Alright gang, in the vain of total transparency this was a post I drafted for Valentines day. A dreary read of how my heart had once again been broken with the opening line, “you know, I’m not sure how much more heart break my heart can take at the moment.”
Blah, blah, bloody blah. The long and short of it is: I got played, massively. Yeah, I got left on read. Yeah, I got ghosted. Yeah I caught feelings and for the first time in a long time, allowed myself to believe I was capable of being loved, of being found attractive, of being wanted in that way. I opened up and allowed someone in to that very guarded part of my inner sanctum only to be used.
So I let myself wallow a little bit, haunted by the hurt at first, then anger, then denial, then a bit more hurt, then a bit more anger, then some kind of faux “I’m fine-ness” because I am so very aware that lots and lots of people get their feelings hurt and their heart broken. That’s why the good guys turn bad and the good girls turn bitter (in a bold and general sweeping statement.) I’m not the only one who is hurting. Mate, I mean until today I was still hurting a little bit. I had come to the conclusion that maybe I was put on this earth to give love but not receive it. To bolster others and bring joy and comfort, but to not be bolstered or brought that light in the same way.
The whole situation left me like a kid who stuck their fingers in a pot of boiling water, the fear of pots of boiling water remains… so anyone else who tried their luck and slid into the DMs I either refused to believe they were human (looking at you @SugarDaddy8679, you cheeky, little bot you) or that they were not just looking to clear the lockdown blues. I also may have hurt a few feelings along the way. I know I’m not innocent when it comes to hurting people, but a lot of the time it’s because I don’t believe anyone would choose me. In fact, the times I have believed someone would choose me it has always been thrown back in my face. They ask me on a date then, when I accept, they drift away and end up with someone else. I mean, am I the female Good Luck Chuck? Never mind, not important.

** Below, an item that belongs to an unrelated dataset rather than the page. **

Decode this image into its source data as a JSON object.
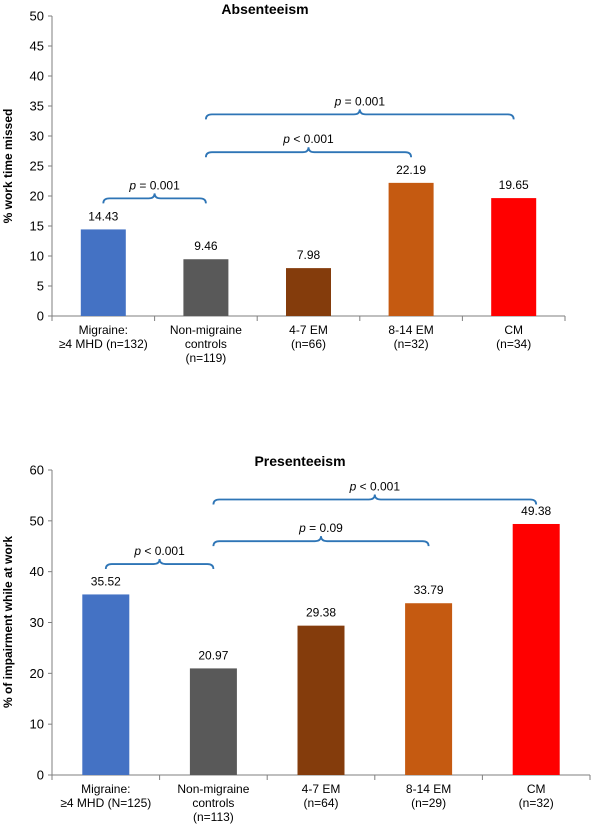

What IS important is the reason I have turn this post on its head. This post is no longer for me to feel all self pitying and ‘woe is me, someone mend my broken heart. Where art thou, my knight in shining armour’ (I was a mess, trust.) I’ve thrown enough pity parties throughout the pandemic to last a good few years. NO! This post is to put out into the universe that, even through the heartache and possibly due to it, I have come to the realisation that… I am whole alone. I have always thought I was only half a person without love and companionship. I never really saw my self as strong enough, my heart full enough or my self love deep enough to exist without being in a partnership, even though that is essentially all I have done. In the words of Elton John, “I’m still standing.”
I am strong enough, I am smart enough and I’m so full of love and joy as I am, that I actually don’t need someone else to bring it into my life. Sure, it’s nice to feel special and all, but I have waded through all the crap trauma and garbage emotion that swam around in my head and figured out that yes, I am worth it. Whether I receive it or not is up to the fates, but I sure as hell can give it… and I can give all that love and affection to myself too. I’m stronger than I give myself credit for. I don’t need a partner. Wanting and needing are different, but through all the blistering heartbreak I have experienced I have learnt that I, in fact, am a whole person, not just a shell and I can do anything alone. We all have to endure pain at some point.
So thank you to a boy who played me. I have learnt that actually, I don’t need anyone to complete me. I am complete by myself. I like myself. I don’t need validation from someone who doesn’t know what they want or how to handle another person’s heart. Validation from myself is enough. I’m still learning to love myself, but knowing I am enough and I am strong enough to take this world head on alone and be fine is a huge step in the right direction.